Pollinators' mating rendezvous and the evolution of floral advertisement

Successful cross-fertilization in plant species that rely on animal pollinators depends not just on the number of pollinator visits, but also on these visits' duration. Furthermore, in non-deceptive pollination, a visit's duration depends on the magnitude of the reward provided to the pollinator. Accordingly, plants that rely on biotic pollination have to partition their investment in cross-fertilization assurance between attracting pollinator visits - advertisement, and rewarding visitors to assure that the visit is of productive duration. Here we analyze these processes by a combination of optimality methods and game theoretical modeling. Our results indicate that the optimality in such allocation of resources depends on the types of reward offered to the pollinators. More precisely, we show that plants that offer both food reward and mating rendezvous to pollinators will evolve to allocate a higher proportion of their cross-fertilization assurance budget to advertisement than plants that offer only food reward. That is, our results indicate that pollinators' mating habits may play a role in floral evolution.

Uni-directional interaction and plant-pollinator-robber coexistence

A mathematical model for the plant-pollinator-robber interaction is studied to understand the factors leading to the widespread occurrence and stability of such interactions. In the interaction, a flowering plant provides resource for its pollinator and the pollinator has both positive and negative effects on the plant. A nectar robber acts as a plant predator, consuming a common resource with the pollinator, but with a different functional response. Using dynamical systems theory, mechanisms of species coexistence are investigated to show how a robber could invade the plant-pollinator system and persist stably with the pollinator.
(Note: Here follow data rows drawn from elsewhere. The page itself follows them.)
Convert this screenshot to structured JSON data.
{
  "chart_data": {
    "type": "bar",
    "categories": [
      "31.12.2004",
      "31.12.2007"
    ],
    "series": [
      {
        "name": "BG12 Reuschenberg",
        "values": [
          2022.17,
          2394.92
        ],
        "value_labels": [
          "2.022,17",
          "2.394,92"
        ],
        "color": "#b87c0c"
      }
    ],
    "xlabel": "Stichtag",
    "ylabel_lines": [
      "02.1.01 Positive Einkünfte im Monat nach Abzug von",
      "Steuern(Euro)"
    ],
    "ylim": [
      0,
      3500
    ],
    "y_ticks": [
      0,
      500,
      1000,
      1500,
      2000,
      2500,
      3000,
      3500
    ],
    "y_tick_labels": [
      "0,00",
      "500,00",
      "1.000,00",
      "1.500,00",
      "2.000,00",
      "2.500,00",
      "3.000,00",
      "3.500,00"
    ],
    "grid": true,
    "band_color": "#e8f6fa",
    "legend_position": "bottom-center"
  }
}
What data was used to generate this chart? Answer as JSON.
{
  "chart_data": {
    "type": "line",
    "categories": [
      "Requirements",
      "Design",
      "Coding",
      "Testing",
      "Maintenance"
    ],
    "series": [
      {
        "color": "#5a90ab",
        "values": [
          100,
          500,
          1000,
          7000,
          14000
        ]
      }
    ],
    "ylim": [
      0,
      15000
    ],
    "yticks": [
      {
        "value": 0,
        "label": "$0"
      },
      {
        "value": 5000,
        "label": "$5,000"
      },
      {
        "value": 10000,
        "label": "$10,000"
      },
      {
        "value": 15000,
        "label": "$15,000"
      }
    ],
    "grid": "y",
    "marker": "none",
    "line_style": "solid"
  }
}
In addition, circumstances are demonstrated in which the pollinator's positive and negative effects on the plant could determine the robber's invasibility and the three-species coexistence.

Persistence of pollination mutualisms in plant-pollinator-robber systems

Interactions between pollinators, nectar robbers, defensive plants and non-defensive plants are characterized by evolutionary games, where payoffs for the four species are represented by population densities at steady states in the corresponding dynamical systems. The plant-robber system is described by a predator-prey model with the Holling II functional response, while the plant-pollinator system is described by a cooperative model with the Beddington-DeAngelis functional response. By combining dynamics of the models with properties of the evolutionary games, we show mechanisms by which pollination mutualisms could persist in the presence of nectar robbers. The analysis leads to an explanation for persistence of plant-pollinator-robber systems in real situations.